The study evaluates the performance of conventional techniques, such as logistic regression and decision trees, against deep learning models, including convolutional neural networks (CNNs) and recurrent neural networks (RNNs). These methods are assessed based on their accuracy, computational efficiency, and ability to generalize across diverse datasets. The analysis employs a comprehensive dataset comprising anonymized financial transactions to ensure the validity and applicability of the findings.

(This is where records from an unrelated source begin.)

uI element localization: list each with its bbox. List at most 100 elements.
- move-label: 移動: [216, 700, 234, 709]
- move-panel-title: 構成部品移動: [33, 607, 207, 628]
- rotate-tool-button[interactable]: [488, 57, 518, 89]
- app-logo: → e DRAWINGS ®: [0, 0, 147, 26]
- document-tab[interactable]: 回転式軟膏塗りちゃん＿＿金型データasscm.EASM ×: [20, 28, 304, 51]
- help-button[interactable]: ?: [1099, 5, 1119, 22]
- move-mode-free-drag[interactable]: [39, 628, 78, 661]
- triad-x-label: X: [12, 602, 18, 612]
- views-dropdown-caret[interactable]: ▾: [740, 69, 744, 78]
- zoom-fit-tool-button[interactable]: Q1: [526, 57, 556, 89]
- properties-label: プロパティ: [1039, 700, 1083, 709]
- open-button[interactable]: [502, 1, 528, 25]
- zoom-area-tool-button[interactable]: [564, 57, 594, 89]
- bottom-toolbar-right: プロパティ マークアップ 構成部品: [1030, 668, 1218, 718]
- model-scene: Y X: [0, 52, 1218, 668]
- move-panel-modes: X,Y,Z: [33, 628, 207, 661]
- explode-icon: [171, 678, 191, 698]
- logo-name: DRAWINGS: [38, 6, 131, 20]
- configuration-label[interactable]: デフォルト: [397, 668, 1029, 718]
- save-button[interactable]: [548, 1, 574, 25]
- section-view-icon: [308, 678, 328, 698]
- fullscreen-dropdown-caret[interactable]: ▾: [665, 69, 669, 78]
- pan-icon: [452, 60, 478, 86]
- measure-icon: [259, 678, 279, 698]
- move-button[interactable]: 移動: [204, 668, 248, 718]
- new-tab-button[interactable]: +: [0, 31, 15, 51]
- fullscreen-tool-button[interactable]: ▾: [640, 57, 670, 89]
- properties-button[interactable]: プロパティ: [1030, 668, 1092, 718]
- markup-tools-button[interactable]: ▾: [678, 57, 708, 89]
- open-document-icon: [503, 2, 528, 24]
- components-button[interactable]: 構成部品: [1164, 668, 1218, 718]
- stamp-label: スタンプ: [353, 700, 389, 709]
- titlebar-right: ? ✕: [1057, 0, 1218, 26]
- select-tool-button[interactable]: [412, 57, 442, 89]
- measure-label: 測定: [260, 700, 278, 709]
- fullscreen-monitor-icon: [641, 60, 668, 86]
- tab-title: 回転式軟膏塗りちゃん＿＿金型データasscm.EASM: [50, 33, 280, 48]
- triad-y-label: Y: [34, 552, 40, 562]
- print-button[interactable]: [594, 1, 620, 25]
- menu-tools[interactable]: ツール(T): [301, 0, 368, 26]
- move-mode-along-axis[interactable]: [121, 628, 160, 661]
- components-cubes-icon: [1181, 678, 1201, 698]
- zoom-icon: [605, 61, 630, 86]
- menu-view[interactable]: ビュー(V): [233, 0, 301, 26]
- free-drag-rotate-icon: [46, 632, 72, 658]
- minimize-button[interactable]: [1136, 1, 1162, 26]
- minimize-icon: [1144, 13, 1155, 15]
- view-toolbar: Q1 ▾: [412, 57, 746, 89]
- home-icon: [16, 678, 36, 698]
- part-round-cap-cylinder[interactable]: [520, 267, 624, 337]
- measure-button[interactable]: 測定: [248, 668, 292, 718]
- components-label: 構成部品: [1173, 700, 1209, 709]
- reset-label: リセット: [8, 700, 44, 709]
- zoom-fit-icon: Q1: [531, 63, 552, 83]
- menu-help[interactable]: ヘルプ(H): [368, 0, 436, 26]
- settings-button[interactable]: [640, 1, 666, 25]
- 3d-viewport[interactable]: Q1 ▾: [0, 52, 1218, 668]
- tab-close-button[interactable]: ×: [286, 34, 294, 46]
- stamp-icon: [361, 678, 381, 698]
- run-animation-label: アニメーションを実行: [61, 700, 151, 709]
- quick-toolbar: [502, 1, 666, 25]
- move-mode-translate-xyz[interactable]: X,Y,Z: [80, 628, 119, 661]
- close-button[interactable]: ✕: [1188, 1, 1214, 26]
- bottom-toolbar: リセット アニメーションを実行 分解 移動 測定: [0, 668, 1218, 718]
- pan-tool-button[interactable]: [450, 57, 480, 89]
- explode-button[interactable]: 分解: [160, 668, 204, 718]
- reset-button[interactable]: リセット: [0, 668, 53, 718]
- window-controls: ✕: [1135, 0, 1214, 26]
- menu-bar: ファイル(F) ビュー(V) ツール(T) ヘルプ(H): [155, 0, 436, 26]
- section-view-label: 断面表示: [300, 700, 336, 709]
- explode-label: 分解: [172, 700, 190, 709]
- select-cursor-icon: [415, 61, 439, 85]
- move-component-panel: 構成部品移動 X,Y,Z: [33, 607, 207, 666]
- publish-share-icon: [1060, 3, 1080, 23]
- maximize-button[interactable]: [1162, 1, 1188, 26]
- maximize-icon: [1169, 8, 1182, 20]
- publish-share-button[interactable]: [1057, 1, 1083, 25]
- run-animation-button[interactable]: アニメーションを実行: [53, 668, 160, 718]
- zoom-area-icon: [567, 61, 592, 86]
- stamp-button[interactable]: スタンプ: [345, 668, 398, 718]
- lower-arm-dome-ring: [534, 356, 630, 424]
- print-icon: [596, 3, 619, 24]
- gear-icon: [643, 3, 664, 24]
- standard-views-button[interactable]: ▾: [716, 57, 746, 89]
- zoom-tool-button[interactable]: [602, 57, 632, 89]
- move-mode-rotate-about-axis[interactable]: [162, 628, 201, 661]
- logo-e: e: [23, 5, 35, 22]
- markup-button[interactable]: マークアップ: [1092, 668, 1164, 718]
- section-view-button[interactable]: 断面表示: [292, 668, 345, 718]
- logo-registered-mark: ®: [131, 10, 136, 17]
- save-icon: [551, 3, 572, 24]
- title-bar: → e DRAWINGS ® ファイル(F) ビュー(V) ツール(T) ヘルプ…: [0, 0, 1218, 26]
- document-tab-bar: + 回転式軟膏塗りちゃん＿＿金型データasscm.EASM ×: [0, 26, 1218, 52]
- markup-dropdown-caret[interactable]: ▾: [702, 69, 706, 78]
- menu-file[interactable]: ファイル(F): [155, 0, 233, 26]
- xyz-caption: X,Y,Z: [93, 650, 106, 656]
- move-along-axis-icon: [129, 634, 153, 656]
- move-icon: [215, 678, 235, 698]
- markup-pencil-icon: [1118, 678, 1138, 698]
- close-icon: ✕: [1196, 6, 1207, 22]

Preliminary results highlight a marked improvement in detection accuracy when deploying deep learning methods. Specifically, CNNs and RNNs demonstrate superior performance in identifying intricate, non-linear patterns indicative of money laundering. Additionally, these models exhibit greater adaptability to evolving laundering tactics, a critical advantage in dynamic financial landscapes. Despite the computational demands of training deep learning models, their scalability and precision underscore their potential as a transformative tool in anti-money laundering (AML) efforts.
This study underscores the necessity for financial institutions to integrate advanced machine learning frameworks into their AML strategies. While traditional methods provide a foundational understanding, the integration of deep learning models offers a promising avenue for enhancing detection capabilities. Future research will focus on optimizing these models for real-time detection and exploring the ethical considerations surrounding their deployment. This paper contributes to the ongoing discourse on leveraging artificial intelligence to combat financial crime, ultimately fostering more secure and resilient financial systems.